When searching for a term in Office files, Agent Ransack returns hits from documents which are embedded as objects in the searched files. The hits are returned twice, once for the parent document, and once for the embedded object. Until you understand what is happening, this is very confusing. The search term itself may not appear at all in the parent document, but as this is shown first in the list of results, the inclination is to look at that first. When Word (or other Office app) says "no matches found", this causes confusion and makes one doubt the reliability of AR. Here's an example:
Folder containing 2 files:
Contents of parent file:
Contents of child file:
AR search dialog - search for "dog":
You can see that if you then open the parent file, there is apparently no instance of the word "dog" in there, although it is shown as having 26 hits (by the way, what are the numbers against the hits in the right hand pane?). All the hits are from the embedded child document.
I found that the ordering of the results is not consistent, sometimes the parent would be shown first, sometimes the child. In my real example (which unfortunately I cannot share with you for confidentiality reasons), the parent reliably appeared first in the list.
This only occurs when the child object is actually embedded in the parent. If embedded as a link, this doesn't happen. However, that doesn't stop it being confusing when it does. In my case, the documents were provided by a customer, so I had no idea what method had been used to embed the child objects - in fact I only discovered them after I had had this puzzling experience.
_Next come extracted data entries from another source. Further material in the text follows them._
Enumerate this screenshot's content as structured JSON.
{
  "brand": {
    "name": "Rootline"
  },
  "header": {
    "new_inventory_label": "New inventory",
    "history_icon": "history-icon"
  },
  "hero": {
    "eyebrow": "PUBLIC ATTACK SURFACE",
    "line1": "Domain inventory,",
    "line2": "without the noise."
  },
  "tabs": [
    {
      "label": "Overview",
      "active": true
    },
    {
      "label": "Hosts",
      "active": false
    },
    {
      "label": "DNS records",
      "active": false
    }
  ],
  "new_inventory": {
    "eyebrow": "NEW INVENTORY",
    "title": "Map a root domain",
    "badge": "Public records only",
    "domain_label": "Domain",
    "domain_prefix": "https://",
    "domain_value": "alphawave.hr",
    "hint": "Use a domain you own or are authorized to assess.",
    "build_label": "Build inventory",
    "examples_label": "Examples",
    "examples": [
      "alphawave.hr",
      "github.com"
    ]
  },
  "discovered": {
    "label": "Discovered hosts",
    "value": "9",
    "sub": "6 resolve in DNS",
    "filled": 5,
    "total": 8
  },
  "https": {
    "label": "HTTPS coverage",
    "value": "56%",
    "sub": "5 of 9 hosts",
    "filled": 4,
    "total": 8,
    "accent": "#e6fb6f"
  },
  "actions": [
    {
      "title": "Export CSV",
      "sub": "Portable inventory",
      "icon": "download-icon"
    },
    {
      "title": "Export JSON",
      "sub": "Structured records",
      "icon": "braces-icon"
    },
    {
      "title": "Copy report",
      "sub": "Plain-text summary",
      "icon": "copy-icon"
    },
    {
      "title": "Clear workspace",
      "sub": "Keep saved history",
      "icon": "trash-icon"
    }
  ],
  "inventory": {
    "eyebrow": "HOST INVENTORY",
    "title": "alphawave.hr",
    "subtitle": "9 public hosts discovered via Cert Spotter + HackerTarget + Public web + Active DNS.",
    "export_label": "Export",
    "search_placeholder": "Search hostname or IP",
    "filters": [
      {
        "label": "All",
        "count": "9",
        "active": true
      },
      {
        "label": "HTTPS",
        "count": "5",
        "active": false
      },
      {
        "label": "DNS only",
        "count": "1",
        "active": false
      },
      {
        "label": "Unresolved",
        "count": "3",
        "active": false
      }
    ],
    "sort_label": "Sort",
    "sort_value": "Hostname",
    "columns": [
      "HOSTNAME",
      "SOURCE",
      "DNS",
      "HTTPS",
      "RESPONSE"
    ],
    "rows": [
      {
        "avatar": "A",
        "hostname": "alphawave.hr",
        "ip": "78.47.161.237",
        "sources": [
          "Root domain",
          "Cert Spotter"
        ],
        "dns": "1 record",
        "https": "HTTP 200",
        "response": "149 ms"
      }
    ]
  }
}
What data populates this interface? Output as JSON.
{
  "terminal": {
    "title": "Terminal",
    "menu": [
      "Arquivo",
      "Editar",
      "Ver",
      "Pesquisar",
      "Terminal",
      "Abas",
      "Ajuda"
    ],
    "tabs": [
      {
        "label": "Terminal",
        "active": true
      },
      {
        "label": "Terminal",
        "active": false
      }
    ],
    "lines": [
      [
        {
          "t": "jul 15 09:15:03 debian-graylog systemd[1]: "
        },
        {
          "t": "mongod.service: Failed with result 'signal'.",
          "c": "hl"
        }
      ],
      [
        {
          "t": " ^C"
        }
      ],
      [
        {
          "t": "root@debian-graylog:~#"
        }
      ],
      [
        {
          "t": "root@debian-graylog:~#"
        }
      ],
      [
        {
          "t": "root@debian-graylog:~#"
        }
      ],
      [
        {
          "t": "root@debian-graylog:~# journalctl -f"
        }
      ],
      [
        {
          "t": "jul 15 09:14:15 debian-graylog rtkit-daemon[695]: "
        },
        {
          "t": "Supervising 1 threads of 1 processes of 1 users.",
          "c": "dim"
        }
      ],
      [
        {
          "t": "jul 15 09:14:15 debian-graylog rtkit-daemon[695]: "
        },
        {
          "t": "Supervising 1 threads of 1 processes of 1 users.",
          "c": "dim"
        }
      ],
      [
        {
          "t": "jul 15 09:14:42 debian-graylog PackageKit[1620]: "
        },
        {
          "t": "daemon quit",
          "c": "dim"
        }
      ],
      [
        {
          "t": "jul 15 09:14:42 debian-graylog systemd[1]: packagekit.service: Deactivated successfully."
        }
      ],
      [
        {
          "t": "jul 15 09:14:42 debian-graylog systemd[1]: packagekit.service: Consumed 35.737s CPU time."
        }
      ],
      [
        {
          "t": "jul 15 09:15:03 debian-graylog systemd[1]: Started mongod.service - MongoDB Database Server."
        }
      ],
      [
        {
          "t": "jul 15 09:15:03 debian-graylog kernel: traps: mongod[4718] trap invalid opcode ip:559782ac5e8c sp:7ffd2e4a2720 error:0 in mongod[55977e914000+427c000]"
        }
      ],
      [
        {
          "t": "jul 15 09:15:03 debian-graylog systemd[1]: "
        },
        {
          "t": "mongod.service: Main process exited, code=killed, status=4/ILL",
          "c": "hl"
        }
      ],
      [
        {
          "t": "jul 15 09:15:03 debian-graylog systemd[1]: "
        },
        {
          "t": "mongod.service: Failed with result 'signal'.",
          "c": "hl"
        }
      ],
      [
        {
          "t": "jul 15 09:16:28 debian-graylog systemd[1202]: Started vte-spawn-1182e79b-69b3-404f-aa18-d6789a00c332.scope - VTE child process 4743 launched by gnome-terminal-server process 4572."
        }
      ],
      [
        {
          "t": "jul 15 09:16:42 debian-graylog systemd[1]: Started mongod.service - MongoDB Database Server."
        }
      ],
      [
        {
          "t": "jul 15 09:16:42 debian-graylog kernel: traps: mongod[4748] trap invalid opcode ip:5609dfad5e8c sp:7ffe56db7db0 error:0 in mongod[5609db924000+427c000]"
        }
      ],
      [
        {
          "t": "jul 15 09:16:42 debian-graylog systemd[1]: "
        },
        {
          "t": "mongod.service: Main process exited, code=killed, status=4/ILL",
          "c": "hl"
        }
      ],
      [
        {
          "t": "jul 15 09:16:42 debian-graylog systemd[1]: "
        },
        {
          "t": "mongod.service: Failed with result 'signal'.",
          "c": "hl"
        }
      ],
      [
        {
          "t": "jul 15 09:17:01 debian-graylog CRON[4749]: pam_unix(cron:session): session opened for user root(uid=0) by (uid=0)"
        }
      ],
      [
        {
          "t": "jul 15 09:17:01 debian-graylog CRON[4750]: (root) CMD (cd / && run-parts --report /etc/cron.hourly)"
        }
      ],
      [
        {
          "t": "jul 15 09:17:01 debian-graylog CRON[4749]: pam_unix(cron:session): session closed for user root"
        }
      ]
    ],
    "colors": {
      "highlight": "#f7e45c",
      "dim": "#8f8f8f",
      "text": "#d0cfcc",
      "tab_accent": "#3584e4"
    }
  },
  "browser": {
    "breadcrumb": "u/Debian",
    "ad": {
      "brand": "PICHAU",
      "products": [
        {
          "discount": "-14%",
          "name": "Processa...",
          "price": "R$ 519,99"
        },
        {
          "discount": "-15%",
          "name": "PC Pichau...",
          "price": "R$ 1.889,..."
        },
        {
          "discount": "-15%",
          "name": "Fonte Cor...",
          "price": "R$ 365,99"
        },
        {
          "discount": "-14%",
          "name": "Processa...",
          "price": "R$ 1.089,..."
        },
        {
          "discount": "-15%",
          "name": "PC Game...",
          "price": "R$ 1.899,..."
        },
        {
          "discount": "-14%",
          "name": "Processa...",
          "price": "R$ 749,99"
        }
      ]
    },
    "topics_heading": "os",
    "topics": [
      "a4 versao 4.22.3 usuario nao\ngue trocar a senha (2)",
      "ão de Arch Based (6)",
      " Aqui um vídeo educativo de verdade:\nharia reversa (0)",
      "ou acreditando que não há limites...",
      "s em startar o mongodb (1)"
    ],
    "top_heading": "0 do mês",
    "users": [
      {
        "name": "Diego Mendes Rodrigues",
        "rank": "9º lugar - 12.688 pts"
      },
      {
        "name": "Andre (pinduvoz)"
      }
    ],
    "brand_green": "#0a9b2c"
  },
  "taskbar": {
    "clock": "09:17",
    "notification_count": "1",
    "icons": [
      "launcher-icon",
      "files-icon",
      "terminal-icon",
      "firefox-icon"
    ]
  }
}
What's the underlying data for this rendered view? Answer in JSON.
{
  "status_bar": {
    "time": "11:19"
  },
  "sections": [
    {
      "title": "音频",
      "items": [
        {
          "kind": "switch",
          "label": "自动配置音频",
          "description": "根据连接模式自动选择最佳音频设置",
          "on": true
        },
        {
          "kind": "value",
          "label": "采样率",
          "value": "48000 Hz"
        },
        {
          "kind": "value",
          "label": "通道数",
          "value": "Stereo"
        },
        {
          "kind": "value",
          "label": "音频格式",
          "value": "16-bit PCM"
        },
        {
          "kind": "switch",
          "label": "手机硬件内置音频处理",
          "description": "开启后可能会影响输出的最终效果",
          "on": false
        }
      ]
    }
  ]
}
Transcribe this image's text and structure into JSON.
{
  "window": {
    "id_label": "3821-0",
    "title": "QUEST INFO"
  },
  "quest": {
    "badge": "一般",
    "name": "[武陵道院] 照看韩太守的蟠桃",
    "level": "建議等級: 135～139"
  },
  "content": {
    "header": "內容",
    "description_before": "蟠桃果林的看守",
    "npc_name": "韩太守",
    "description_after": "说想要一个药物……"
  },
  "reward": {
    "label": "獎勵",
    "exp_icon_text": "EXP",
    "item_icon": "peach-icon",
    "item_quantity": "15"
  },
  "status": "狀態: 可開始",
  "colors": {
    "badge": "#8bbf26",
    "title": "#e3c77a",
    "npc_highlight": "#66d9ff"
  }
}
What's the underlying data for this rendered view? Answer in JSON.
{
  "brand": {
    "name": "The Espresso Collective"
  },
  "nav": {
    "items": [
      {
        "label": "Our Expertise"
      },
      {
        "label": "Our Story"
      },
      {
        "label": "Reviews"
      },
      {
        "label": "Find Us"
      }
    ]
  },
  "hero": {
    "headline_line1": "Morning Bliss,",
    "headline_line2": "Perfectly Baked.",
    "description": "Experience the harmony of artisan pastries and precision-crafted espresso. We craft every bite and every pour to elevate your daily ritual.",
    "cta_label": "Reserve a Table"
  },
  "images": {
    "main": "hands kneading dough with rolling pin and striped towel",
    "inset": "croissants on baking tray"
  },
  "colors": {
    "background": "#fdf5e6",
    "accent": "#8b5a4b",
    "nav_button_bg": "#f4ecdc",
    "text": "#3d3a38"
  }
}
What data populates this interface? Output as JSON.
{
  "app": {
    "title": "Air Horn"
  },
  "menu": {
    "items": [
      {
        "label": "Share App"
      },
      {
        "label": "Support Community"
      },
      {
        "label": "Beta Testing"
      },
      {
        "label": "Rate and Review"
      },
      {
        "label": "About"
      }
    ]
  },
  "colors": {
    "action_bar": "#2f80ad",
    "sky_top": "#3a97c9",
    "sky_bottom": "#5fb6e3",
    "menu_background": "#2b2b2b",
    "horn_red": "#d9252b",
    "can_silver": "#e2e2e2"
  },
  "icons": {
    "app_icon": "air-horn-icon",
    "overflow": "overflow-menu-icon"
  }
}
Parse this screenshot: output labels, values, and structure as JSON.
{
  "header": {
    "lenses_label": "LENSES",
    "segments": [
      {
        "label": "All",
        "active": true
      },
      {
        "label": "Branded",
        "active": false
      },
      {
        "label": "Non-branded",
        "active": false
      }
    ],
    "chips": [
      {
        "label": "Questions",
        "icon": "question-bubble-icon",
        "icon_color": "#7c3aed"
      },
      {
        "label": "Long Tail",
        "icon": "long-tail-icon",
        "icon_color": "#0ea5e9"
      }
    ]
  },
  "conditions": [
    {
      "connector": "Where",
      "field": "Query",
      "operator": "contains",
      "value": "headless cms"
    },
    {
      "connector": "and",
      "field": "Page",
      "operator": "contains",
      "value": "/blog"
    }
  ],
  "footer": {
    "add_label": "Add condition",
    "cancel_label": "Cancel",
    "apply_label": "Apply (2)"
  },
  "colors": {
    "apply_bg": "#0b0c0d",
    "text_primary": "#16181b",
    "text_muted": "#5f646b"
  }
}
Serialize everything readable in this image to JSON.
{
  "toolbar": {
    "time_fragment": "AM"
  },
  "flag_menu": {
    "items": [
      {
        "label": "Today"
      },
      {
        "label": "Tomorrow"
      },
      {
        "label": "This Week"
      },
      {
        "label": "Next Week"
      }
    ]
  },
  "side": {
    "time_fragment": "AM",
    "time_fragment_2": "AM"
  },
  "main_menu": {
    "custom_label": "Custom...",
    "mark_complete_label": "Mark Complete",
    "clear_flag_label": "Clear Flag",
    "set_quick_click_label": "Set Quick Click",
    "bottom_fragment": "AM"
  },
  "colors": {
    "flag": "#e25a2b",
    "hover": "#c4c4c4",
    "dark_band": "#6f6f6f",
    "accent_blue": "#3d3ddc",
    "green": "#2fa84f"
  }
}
AR has helpfully expanded the references with their original source (Wikipedia) although there is no direct link there, the text was just copied and pasted into the Word file. You could argue this makes things even more confusing, but we won't worry about that just now :)
Can I suggest that either:
a configuration option is provided to prevent hits being shown as if they existed in the parent document, or
a graphical representation of some kind is used to indicate that it is the embedded document one must look at, not the parent - perhaps a tree view of some kind.